A little change in scenery can go a long way, too. Some of your employees may need a desk setting to get work done, while others may think of a desk as a creativity-paralyzing prison. Not everyone on your team will work best in the same environment, so why not offer options?
At Spark Marketer, there are different workstations for those that can’t stand the thought of being at a desk the entire day. We have a conference room for group projects or trainings; a couch and cozy chair lounge with a lot of natural lighting; and a little café type area for those in need of some peace and quiet. Of course, we also offer the option to work remotely some days. The point is: sometimes just getting up or moving to a different space can help you shake off the zombies and give you a fresh mind and a fresh approach to your workday.

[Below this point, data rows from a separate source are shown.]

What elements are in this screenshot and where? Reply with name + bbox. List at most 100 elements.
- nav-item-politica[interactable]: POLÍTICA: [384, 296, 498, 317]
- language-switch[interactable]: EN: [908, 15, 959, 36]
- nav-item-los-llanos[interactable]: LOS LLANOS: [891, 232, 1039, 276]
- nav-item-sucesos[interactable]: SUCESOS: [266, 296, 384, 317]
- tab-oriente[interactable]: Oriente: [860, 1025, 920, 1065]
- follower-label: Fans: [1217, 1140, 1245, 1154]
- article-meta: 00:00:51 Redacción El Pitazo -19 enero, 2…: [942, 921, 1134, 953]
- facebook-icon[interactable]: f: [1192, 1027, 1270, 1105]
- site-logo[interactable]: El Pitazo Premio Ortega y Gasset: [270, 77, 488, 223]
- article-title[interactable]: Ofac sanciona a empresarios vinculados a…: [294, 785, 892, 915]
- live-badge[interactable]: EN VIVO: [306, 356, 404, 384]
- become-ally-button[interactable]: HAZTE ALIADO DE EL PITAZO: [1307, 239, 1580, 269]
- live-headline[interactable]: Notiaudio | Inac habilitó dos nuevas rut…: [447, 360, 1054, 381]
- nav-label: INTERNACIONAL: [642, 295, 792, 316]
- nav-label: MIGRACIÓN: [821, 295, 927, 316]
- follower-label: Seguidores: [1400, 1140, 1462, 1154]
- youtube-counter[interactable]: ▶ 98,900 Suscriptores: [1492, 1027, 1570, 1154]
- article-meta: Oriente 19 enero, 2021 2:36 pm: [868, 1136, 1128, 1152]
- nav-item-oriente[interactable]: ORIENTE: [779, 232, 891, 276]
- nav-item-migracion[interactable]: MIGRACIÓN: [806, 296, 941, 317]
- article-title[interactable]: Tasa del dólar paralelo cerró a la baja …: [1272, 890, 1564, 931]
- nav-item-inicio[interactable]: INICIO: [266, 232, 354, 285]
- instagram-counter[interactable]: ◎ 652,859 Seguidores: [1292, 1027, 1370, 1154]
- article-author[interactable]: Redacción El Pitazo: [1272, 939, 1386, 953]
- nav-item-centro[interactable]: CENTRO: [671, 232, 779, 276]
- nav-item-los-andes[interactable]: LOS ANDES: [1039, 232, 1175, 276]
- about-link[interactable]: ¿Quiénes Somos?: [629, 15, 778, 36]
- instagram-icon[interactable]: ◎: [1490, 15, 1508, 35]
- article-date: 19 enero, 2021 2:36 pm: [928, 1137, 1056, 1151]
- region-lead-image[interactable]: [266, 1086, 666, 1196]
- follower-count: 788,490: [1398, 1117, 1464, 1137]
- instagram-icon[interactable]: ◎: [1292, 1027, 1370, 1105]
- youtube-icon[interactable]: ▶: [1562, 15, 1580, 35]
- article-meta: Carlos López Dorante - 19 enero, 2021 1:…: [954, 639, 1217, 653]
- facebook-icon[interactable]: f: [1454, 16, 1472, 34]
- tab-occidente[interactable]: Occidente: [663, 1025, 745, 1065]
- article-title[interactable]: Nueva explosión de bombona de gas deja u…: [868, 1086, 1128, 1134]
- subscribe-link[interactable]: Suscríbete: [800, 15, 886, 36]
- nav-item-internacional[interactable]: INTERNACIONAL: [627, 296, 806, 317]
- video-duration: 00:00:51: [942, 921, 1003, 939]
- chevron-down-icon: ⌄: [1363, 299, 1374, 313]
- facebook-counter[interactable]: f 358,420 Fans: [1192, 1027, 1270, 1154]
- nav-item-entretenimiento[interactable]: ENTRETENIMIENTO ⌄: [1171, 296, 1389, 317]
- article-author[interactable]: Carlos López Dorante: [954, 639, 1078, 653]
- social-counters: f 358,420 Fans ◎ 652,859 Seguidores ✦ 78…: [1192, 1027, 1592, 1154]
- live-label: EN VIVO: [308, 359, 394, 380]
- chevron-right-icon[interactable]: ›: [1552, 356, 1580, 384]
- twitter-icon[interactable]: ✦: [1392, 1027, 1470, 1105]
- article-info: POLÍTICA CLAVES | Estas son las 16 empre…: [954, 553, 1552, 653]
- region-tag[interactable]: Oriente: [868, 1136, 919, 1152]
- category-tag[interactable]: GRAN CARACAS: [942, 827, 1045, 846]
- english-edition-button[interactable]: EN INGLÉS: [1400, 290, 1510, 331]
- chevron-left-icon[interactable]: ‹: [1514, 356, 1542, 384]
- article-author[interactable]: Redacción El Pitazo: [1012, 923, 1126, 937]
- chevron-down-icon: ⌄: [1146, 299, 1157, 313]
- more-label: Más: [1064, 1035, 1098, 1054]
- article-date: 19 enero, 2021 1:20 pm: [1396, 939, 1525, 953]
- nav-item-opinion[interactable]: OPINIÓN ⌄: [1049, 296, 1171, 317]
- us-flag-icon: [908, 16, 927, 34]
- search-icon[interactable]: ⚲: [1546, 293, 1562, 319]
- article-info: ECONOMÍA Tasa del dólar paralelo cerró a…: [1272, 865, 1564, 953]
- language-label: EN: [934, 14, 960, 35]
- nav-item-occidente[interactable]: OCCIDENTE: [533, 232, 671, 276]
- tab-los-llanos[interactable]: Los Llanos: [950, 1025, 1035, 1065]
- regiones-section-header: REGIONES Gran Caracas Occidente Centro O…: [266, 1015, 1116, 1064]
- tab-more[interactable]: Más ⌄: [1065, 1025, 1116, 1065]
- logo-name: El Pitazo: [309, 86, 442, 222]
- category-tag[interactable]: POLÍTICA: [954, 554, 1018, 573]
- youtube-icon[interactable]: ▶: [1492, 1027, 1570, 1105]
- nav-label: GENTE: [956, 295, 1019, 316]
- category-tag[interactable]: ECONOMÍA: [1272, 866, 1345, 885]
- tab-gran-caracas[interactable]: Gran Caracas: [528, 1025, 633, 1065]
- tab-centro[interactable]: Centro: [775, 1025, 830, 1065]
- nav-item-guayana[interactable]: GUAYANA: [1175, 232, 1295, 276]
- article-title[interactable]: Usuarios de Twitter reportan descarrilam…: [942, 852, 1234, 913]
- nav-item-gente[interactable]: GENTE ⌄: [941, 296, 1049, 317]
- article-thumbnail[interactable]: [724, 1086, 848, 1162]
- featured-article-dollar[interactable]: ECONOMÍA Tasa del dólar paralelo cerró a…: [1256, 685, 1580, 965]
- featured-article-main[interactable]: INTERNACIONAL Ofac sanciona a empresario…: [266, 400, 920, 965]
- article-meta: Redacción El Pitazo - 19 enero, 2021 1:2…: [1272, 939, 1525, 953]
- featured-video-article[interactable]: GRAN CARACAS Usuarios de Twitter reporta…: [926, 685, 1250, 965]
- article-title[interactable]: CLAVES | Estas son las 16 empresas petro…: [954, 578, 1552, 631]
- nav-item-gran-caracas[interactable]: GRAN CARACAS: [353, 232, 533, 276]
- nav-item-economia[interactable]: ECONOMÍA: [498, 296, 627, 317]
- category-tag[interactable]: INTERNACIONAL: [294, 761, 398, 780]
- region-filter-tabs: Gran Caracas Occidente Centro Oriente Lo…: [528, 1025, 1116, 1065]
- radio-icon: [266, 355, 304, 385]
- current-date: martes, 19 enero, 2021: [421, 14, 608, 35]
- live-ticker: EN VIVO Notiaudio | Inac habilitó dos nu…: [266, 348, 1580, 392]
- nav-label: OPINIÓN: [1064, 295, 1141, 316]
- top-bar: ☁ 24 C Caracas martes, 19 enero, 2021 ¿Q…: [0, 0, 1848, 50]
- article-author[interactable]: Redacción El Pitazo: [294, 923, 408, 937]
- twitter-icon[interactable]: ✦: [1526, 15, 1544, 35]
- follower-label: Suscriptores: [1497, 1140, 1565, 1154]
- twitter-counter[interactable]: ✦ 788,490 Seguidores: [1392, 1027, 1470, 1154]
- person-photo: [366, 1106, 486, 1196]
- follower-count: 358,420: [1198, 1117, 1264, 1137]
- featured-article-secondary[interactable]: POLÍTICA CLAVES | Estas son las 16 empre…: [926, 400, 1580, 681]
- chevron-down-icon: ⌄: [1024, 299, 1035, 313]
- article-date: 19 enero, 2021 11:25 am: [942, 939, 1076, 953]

#2 Take Time To Meet & Engage Every Day
Are you stimulating and engaging your employees every day? Are you reminding them of how important they are and how impactful their hard work is? Daily meetings are great for this! Simply meeting as a team each day for a few short minutes can help keep your employees from turning into zombies from 9-5, by bringing everyone together and directing everyone’s focus. You can also utilize these meetings to clear up any misunderstandings, patch up any communication breakdowns, and bring problems to light so they can be addressed.
Several of our employees work remotely full-time, but everyone checks in on Slack by 10 AM. During these check-ins, we each go over what’s on our plate for the day, with the goal of keeping us focused on our daily tasks and aware of other goings on within the company. Verbalizing these things helps keep us realistic about our daily to-do list and our productivity, and reminds us that each of us plays an important role in serving our customers and keeping our company going. Having a clear focus and a sense of purpose as you start your day will definitely help keep you out of the zombie-zone.
#3 Change Up Tasks
One major reason for zombies in the workplace is that we oftentimes end up doing the same repetitive or familiar tasks, day in and day out. Mindfully structuring your day can help break up monotony and give you the change you need to keep your mind fresh.
Even if your employees each have one major task, there are ways to switch things up. For example, as the primary content creator, I primarily write. But when I feel the zombie brain coming on while I’m working on one writing assignment, I can always switch over to another writing or editing task. If that’s not working, there’s always reading to do, podcasts to listen to, or other “input” things I can work on. Taking a little breather allows me to go back to the previous project with a fresh perspective. How can you and your employees switch up or plan your days to prevent burnout and monotony?
#4 Ask Your Employees What They’re Passionate About
It’s hard to be an apathetic zombie when you’re working on something you’re passionate about. Are your employees in roles that allow them to use their passions and strengths? When your employees are in roles that engage them mentally, they’ll be switched on at work instead of shutting down. And that means you’ll have a zombie-free workplace.
How do you know if your employees are in the right roles for their passions and strengths? Sometimes simply asking your employees what they enjoy about their jobs and tasks can give you an idea as to whether or not they are in the right positions or should be moved to another.
Is your workplace filled with zombies? Zombies quickly make more zombies, so act quickly! Use these 4 tips to breathe some fresh air into your team and watch the productivity and morale skyrocket!